Par la suite – lorsque l’offre en crédits carbone sera plus étoffée –, Fairtrade Belgium entend exposer son histoire à d’autres entreprises, dont des entreprises ne relevant pas du circuit équitable classique, en vue de les convaincre. Et Lily Deforce d’ajouter : « Bien entendu, Marks & Spencer et Deutsche Post DHL mettent l’information à toutes les sauces dans leur communication d’entreprise.
Mais cela a toujours été notre stratégie : ne pas dissuader par des barrières trop élevées, mais commencer modestement et laisser les choses se développer à partir de là.
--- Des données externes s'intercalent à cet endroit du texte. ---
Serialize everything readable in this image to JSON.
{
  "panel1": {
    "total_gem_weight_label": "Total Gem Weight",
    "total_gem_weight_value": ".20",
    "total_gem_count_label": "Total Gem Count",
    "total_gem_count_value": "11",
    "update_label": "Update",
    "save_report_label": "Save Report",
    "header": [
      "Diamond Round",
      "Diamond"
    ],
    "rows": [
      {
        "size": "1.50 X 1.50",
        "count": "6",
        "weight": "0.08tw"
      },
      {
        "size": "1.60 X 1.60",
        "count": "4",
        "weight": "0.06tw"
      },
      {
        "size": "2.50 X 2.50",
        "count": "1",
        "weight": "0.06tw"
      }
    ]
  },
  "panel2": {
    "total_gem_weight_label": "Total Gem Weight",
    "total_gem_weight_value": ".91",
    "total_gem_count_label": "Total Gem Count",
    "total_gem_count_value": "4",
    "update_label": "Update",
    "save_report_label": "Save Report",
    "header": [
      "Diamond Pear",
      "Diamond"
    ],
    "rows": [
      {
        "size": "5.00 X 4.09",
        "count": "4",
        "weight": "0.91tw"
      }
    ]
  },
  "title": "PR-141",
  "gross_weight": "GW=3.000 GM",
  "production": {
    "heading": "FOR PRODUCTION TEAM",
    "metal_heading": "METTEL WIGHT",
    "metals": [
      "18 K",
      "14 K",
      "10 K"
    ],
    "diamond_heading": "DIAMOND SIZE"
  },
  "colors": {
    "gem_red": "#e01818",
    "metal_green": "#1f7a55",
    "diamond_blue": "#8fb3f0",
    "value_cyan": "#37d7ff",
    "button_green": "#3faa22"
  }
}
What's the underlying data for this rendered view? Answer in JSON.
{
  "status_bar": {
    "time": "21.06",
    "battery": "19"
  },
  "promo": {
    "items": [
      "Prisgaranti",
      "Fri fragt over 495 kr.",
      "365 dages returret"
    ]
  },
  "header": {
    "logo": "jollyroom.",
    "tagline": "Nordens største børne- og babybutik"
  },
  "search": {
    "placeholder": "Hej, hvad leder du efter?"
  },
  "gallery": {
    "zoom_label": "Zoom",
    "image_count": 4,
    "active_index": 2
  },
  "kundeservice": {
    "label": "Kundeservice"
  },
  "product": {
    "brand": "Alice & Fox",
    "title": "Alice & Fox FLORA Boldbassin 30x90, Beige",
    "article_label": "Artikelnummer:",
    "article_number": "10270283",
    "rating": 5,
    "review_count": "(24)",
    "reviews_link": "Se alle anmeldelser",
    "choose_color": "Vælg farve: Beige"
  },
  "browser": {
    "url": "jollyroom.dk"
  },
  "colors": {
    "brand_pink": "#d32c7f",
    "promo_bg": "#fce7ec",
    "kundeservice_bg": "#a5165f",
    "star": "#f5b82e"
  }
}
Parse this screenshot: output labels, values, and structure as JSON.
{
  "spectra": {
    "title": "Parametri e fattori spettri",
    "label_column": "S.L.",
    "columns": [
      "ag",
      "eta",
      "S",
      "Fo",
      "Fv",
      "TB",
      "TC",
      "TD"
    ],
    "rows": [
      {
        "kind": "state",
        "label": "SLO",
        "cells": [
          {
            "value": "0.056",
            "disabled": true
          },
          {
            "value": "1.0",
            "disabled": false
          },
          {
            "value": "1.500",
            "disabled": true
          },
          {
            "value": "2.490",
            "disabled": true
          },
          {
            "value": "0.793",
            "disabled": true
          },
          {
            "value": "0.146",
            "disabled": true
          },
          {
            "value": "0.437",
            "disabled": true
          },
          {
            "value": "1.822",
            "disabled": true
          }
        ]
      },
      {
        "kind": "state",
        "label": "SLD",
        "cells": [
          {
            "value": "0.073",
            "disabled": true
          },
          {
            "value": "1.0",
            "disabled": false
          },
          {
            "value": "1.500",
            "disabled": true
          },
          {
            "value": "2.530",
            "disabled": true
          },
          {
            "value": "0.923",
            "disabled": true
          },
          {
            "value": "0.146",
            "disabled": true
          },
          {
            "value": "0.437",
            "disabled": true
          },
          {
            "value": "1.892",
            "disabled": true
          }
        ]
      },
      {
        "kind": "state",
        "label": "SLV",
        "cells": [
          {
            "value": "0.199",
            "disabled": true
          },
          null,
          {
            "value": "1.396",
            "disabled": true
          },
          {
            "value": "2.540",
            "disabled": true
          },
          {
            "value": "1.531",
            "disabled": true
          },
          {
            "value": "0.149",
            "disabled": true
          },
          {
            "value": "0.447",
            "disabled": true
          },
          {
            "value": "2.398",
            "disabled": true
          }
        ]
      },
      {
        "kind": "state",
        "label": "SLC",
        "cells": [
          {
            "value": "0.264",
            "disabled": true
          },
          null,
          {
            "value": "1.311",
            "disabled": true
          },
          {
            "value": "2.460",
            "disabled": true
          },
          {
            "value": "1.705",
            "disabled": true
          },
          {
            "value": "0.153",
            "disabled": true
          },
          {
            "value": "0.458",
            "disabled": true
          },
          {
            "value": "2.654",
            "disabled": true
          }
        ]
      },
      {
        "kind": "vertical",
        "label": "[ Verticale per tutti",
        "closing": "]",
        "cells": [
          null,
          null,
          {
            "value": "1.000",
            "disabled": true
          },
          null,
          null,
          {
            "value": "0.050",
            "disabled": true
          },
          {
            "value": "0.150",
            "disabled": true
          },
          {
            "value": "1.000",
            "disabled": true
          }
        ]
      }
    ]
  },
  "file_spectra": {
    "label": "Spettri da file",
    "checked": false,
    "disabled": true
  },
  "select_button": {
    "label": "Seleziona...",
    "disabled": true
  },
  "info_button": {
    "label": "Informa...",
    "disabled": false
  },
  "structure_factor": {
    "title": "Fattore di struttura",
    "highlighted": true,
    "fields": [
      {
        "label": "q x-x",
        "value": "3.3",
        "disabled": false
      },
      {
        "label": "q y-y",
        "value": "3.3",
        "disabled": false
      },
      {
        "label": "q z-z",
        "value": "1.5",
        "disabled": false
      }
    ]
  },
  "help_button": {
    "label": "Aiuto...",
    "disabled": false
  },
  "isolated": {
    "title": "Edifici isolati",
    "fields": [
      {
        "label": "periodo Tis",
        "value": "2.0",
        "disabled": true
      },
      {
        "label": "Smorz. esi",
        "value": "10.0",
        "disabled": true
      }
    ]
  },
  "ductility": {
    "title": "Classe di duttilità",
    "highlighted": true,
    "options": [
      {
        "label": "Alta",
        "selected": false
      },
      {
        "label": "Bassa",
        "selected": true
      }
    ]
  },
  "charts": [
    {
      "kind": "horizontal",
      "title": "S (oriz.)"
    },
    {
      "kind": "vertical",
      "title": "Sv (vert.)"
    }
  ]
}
Ce qui est primordial pour nous, ce n’est pas la motivation de l’entreprise à adhérer à notre discours, mais les opportunités ainsi offertes aux petits producteurs dans leur âpre lutte pour la survie. »
Pour conclure
« Nous considérons les crédits carbone Fairtrade comme un nouveau produit équitable, à l’instar du café ou du cacao, à cela près qu’ils s’inscrivent, eux, dans le commerce B2B. Les répercussions du changement climatique sont considérables ; or, notre modèle économique actuel fait supporter les risques au maillon le plus faible, c’est-à-dire les petits producteurs. À travers les crédits carbone, nous espérons leur apporter une bouffée d’oxygène, et ce, dans l’intérêt de tout un chacun. » Lily Deforce, Directrice de Fairtrade Belgium.
Le Trade for Development Centre appuie les organisations de producteurs pour qu’elles améliorent leur accès au marché. Les projets visant à répondre aux normes Fairtrade Climate Standard pourront à l’avenir être financés par le TDC.